# taz.de -- Alien-Disko-Festival in München: Keine Sub- ohne Hochkultur
       
       > Musik zur Zeit wie etwa Machismo-freier Dada-Pop. Mitglieder von The
       > Notwist kuratieren das Alien-Disko-Festival in den Kammerspielen München.
       
 (IMG) Bild: Die Tenniscoats aus Japan kuratierten das Festival mit – und spielten obendrein
       
       Für das subkulturell chronisch unterversorgte München ist das
       Alien-Disko-Festival in den Kammerspielen ein Segen. Denn hier spielen an
       zwei Abenden Bands, die in dieser Stadt sonst nicht veranstaltet würden.
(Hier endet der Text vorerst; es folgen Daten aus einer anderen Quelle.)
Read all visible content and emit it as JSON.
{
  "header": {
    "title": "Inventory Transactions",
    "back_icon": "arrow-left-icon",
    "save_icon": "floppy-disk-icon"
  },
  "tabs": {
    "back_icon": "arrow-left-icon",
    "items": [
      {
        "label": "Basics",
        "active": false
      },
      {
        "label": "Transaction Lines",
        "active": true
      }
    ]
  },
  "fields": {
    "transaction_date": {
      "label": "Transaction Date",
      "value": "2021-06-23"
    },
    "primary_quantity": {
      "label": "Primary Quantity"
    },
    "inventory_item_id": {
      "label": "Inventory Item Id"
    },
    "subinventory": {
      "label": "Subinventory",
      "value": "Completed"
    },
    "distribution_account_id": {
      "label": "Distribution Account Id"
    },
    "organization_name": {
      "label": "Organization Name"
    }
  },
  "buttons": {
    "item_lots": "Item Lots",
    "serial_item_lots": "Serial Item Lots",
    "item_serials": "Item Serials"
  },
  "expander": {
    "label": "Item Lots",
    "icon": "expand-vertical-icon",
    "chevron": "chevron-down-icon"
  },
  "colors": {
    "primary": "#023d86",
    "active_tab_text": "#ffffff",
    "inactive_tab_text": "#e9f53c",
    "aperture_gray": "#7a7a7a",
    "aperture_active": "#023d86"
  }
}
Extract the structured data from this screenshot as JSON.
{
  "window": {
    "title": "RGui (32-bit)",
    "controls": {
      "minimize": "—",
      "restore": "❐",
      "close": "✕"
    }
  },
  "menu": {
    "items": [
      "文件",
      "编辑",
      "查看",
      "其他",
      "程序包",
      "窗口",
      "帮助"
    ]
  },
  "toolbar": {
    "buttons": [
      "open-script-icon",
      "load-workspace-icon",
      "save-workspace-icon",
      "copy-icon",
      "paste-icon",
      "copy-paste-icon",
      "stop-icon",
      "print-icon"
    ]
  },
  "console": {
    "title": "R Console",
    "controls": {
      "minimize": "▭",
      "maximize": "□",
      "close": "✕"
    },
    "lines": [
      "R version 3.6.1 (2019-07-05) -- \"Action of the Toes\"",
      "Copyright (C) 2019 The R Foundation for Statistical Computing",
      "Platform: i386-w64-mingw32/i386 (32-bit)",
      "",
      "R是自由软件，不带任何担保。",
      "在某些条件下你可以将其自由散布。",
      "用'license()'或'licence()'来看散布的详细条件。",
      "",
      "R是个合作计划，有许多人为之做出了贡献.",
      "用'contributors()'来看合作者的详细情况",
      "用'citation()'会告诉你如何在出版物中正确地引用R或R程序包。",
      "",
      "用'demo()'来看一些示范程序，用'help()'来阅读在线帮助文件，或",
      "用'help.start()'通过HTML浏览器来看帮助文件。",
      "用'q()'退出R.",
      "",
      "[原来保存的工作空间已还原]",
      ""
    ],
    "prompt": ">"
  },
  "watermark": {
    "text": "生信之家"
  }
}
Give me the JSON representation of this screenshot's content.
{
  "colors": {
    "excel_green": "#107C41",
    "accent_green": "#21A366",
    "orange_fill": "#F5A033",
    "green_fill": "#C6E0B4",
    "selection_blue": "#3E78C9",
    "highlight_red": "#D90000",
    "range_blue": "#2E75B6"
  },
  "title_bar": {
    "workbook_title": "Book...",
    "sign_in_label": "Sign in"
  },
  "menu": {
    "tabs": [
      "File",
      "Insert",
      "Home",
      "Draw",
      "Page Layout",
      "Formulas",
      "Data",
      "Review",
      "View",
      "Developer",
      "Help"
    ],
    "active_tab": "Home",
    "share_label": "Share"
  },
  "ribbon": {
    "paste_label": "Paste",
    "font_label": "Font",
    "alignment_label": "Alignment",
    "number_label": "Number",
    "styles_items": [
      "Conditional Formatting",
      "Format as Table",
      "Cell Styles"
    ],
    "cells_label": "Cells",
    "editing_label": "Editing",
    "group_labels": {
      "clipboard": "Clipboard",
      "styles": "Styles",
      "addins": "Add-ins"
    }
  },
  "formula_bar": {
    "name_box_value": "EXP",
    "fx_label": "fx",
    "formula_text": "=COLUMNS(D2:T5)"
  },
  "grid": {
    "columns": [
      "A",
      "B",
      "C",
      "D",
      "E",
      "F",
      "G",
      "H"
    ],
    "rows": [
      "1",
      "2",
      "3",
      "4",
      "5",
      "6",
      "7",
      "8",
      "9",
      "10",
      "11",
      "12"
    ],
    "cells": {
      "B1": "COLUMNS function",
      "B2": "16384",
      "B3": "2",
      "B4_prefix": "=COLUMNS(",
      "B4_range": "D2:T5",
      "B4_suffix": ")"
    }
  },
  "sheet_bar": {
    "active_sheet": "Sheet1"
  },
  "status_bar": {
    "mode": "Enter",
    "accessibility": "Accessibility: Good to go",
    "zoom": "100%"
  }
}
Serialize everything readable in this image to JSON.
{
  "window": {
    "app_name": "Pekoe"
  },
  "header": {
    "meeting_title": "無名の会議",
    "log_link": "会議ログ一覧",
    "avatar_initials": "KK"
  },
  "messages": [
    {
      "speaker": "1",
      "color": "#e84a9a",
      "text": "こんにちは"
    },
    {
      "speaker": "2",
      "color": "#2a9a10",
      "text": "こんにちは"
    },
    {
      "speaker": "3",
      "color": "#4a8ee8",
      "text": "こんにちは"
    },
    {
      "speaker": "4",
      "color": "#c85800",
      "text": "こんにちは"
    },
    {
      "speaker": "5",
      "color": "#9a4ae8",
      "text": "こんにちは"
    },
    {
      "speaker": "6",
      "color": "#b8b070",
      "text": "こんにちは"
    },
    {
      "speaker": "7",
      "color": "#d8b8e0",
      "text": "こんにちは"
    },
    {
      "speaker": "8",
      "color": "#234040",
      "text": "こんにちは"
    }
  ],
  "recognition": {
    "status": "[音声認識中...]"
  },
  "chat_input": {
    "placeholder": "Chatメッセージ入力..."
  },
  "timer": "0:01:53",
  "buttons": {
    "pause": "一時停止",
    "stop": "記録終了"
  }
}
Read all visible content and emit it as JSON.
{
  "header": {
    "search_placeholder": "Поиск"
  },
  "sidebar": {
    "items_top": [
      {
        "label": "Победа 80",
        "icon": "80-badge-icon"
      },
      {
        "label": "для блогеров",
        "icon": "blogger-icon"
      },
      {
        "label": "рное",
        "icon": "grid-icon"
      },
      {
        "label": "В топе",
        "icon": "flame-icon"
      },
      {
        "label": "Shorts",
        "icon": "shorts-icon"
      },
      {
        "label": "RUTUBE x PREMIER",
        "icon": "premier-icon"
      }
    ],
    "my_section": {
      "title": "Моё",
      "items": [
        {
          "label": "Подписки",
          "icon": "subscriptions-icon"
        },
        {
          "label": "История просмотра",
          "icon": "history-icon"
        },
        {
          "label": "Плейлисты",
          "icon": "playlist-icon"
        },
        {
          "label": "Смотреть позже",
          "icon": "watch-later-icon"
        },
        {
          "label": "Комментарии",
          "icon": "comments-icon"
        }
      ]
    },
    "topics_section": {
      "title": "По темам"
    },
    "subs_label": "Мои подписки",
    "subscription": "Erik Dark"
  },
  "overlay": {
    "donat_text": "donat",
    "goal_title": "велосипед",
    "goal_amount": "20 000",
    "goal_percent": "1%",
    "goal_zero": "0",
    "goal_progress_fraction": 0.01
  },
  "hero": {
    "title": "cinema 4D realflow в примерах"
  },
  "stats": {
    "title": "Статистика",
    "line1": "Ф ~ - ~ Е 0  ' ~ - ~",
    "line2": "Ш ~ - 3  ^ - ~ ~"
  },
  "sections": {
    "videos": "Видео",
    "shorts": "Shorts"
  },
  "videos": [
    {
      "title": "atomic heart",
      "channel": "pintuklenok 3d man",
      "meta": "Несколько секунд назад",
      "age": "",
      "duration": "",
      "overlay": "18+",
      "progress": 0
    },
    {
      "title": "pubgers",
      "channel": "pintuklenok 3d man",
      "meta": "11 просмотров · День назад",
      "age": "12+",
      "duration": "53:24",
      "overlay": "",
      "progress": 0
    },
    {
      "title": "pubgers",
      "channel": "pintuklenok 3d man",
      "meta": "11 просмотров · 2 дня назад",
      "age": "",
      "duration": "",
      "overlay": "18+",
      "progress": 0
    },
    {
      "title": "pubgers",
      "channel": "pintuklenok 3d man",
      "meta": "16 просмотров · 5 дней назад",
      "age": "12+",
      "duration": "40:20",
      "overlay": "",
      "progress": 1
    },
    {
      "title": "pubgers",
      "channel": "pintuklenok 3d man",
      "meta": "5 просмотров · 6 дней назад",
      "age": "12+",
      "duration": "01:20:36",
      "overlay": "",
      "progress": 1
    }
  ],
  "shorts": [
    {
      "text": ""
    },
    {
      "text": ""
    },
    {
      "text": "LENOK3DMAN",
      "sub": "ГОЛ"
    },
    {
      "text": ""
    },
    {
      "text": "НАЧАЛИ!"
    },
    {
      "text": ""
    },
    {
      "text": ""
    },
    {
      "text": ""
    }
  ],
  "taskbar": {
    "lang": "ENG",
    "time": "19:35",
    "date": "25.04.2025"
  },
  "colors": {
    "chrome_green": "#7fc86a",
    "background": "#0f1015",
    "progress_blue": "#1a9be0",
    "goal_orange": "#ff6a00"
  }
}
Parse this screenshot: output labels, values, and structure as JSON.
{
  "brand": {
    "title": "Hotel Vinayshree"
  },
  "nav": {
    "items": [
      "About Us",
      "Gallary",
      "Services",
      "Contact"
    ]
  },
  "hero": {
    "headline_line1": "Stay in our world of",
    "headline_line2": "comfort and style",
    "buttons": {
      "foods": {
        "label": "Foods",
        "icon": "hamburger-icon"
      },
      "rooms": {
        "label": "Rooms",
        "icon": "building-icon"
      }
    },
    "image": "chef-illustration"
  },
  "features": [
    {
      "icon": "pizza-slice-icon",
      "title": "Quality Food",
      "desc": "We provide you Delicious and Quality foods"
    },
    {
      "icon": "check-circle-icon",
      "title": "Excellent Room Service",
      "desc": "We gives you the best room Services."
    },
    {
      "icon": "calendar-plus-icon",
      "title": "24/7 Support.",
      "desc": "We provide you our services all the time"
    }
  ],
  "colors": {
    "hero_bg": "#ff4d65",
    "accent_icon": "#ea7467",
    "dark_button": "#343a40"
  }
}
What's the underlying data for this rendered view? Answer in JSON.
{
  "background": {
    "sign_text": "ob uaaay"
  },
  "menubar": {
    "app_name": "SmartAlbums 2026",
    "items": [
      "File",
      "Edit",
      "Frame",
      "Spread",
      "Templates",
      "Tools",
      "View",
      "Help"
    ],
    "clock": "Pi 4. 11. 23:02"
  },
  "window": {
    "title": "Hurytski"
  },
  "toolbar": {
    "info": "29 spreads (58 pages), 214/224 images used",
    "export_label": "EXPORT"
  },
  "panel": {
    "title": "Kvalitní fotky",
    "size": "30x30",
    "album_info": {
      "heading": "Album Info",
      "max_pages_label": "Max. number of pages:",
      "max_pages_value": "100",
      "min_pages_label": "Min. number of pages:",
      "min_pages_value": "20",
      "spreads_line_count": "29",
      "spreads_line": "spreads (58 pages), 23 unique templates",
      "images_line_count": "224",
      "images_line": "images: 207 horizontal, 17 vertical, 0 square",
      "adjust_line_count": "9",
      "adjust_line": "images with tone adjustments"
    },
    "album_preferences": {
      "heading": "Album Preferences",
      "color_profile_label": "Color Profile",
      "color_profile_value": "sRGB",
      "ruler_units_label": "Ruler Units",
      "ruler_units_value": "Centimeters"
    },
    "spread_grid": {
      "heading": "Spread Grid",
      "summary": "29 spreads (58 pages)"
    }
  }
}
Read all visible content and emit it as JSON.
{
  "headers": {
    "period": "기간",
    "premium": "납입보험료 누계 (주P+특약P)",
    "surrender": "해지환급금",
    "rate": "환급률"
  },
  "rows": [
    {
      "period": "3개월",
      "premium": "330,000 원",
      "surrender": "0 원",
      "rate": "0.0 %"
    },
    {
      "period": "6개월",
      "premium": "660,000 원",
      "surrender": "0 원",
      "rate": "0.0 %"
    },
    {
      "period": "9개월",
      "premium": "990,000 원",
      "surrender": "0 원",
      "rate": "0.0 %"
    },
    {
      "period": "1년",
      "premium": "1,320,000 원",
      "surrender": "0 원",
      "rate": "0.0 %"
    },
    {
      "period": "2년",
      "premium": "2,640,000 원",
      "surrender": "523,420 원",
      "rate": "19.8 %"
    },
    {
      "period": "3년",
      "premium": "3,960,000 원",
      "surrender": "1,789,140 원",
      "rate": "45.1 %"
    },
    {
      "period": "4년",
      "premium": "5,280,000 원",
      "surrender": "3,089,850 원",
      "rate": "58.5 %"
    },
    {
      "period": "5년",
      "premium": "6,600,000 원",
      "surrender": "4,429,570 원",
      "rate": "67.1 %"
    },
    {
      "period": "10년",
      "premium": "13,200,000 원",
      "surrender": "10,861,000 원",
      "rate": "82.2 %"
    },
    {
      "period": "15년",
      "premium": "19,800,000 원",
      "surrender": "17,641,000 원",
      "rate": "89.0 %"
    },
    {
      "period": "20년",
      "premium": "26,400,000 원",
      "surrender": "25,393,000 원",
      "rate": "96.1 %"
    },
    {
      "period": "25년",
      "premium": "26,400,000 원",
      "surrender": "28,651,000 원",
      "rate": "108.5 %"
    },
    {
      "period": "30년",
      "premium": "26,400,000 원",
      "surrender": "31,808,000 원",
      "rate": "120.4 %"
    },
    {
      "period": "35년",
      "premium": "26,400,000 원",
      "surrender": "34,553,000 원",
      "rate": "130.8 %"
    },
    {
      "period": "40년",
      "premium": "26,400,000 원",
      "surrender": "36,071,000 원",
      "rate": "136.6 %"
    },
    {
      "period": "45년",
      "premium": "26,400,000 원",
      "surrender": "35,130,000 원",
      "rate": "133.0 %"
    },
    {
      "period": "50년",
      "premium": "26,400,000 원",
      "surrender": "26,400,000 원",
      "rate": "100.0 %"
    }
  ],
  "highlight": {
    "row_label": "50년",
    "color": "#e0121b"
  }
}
       Auch die dritte Ausgabe seit 2016 wurde wieder von den Mitgliedern von The
       Notwist kuratiert, diesmal allerdings ergänzt durch Saya und Takeshi Ueno,
       also den Tenniscoats aus Japan, was dazu führte, dass das bestens besuchte
       Festival den Noise-Gitarristen Otomo Yoshihide, den
       Klangmaschinen-Experimentator Umeda Tetsuya oder die um eine Brass-Band
       erweiterten Tenniscoats selbst zu sehen bekam.
       
       Das Festival lebt auch von dem Gedanken, keinen regelrechten Headliner zu
       präsentieren, sondern die beteiligten Künstler gleichberechtigt
       aufzulisten, von der neu gegründeten Münchner Dilettanten-Band Moon not War
       bis zum schottischen Folk-Jazz-Schwergewicht Bill Wells. Dennoch gab es an
       beiden Tagen erkennbare Haupt-Acts, die zur besten Zeit auf der größten
       Bühne standen.
       
       Am Freitag waren das die in Bestbesetzung reformierten Palais Schaumburg.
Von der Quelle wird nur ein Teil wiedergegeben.